С зенита солнце, посылая на Петербург палящий зной,
Слепящим всполохом играло с ленивой невскою волной,
Вдоль по которой чередой вслед за торговыми челнами,
Ведомы лоцманами шли с морской оснасткой корабли.
Им вперерез, в волнах ныряя, везли паромы горожан,
Через Неву переправляя, по им лишь ведомым делам.

Тёк будний, заурядный день. Бродяги, угнездившись в тень,
С прохожих милость выпрашали. Им скупо, вяло подавали
С наказом отслужить мольбой за здравие иль в упокой.

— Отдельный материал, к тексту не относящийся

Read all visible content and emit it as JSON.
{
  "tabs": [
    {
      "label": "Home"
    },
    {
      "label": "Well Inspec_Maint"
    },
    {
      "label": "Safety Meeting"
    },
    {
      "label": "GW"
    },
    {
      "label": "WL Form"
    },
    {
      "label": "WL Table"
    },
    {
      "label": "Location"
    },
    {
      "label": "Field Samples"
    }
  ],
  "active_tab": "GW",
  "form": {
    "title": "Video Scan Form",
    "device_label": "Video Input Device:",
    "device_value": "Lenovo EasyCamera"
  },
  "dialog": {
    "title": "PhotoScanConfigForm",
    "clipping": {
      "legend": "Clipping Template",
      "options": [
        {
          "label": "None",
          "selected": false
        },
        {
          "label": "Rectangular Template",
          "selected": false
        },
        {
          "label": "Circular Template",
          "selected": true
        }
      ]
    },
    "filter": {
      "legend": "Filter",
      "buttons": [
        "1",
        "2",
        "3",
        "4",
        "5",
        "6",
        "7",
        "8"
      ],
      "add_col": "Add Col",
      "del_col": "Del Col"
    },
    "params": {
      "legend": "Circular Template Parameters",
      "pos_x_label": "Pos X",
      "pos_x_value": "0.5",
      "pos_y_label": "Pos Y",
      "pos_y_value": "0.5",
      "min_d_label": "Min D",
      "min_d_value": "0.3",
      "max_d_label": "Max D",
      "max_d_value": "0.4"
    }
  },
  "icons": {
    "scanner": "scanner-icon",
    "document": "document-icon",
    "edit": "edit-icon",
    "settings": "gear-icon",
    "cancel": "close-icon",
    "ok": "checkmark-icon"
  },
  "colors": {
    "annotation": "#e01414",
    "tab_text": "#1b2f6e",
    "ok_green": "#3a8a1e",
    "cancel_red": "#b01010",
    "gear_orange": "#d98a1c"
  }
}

Стуча по камням ободами, телеги с сеном и дровами,
Людей сгоняя с мостовой, возницы гнали на Сенной;
Мальчишки шумною гурьбой в лапту играли в переулках;
Младенцев няньки на прогулку несли в плетёных коробах;
Городовые на углах, неспешно взад-вперёд шагая,
Стальными шпорами звеня, за чернью юркою следя,
Народ с усердьем охраняли от лиходеев и ворья.

Повсюду в лавках и ларьках торговля бойкая гудела.
Ругался грузчик на гуляк, у входа в погребок без дела
Теснившихся толпой весёлой, ведя досуг в своих речах,
Ему с поклажею тяжёлой вовнутрь проход перекрывая.

На тротуарах, зазывая купить с капустой, иль грибами,
Иль со свиными потрохами румяных, пышных пирогов,
Девицы громко торговали съестным из лубяных лотков.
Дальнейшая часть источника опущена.